Part of the challenge of finding Fukuzawa Ichiro paintings online seems to be that the titles could be translated multiple ways from Japanese to English, so, when I key in the titles from Ye Olde Exhibition List, I summon up a series of very uncertain Google results.
This painting below from the show is titled in English: “In a world disorderd as my disheveled night gown, I do not know whose wife I will be tomorrow”
It was in this room of the show where the paintings were just so freakin good that I transcended my social anxiety and asked the security guard if photos were okay (Shashin wa daijobudesuka?). Answer: Dame des, No. My veering heart hit an iceberg.
This painting, along with the similar painting next to it, had such lengthy titles that I almost felt like Fukuzawa Ichiro was purposefully making life difficult for future art historians - laughing at us. Even if the art historians had infinite books and computers beyond anyone’s wildest dreams, it would still be hard to pin down these paintings.
But once you FIND these paintings they make sense - the courtesan of war is sitting and reading a scroll, while a pile of dead men seems to be accumulating partially off-screen. Who knows whose wife she will be tomorrow?

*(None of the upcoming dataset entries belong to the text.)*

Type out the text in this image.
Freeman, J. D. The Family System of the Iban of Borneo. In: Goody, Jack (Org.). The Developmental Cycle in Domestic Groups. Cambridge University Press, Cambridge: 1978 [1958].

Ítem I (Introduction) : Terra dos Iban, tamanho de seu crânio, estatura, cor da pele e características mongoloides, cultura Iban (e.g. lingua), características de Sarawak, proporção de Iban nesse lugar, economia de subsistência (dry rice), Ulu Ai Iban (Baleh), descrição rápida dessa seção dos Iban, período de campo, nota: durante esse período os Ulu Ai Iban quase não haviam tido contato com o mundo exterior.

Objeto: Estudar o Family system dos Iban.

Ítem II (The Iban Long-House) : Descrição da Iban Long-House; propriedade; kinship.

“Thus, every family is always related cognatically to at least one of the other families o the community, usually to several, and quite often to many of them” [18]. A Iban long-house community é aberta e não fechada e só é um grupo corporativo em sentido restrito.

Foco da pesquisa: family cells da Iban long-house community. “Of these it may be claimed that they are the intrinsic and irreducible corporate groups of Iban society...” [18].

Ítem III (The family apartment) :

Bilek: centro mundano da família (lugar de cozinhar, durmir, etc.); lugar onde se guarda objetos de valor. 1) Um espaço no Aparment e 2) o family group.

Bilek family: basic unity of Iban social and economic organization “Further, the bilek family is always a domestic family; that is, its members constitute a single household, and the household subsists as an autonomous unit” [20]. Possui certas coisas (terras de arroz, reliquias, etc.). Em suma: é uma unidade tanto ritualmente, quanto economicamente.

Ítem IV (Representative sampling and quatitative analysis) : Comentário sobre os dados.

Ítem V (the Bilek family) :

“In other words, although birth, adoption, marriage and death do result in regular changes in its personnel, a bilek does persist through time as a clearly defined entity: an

Paintings like these are Ichiro at his best - in other moments he tries to be a kind of Dali, where lichenistic shapes of paint are cows, but they are also countries. This isn’t a good look for Fukuzawa Ichiro. It’s not his Sunday best - I get his energy and what he wanted to say, but his other paintings (above) are so much better.
Along the lines of “I do not know whose wife I will be tomorrow” - The shortness of life seemed to be a theme for Fukuzawa, but he lived into the 1980s. He made so many paintings about hell, Dante and Virgil touring hellscapes together. Artists do not fear hell in Japan, in fact, every show I went to had it’s own version of Hell. Sometimes Hell looked pretty rad, and you find yourself asking how there aren’t more Hell Courtesan Animes:
This show of Fukuzawa Ichiro’s work in addition to a simultaneous show of Asana Tadanobu at the Watari Art Museum proves that Japan does “funny” way better than the States and most of Western Art. They are okay with fine art being funny. They are okay with fine art being funny. They are okay with fine art being funny.
The whole world is lucky to have Jim Carrey working on art now. But we only just got here with Jim Carrey! There’s so much more to do.
After the show tours you through every Fukuzawa Ichiro painting that could be mustered, at the very end of the show you see this painting, it’s something like 15 feet tall:
Title: Toilet Paper Hell
Looking at this painting, I definitely had flashbacks to watching people riot over toilet paper at Costco before Hurricane Harvey. It looks like an awful time, this Toilet Paper Hell, but it’s also pretty funny. Why are these people seemingly tortured or killing themselves over … toilet paper? I don’t think I will ever know.
Sometimes asking Why with art is as pointless as worrying about Hell, and we should all just relax and laugh. Lol.
When I visit museums I always skip the audio tour and never read the placards. No reservations, no context, no worries, no regrets, my friend!
My habit of not participating in reading the Manual of Art emerges from my own belief that art can stand alone - any art that needs an explainer or a statement is probably not worth looking at.
More than this, artists want you to look and see with your own eyes. The smiling Jedi-knight ghosts of Artists Long Dead don’t want you to have the spoilers of history or context. If it’s funny, it’s funny. If it’s beautiful, it’s beautiful. If it’s sad, it’s sad.
Fukuzawa Ichiro’s paintings are well-titled and well painted, and I am happy to say you don’t need to read the placards or explainers or find him on Wikipedia in order to get him, to laugh with him.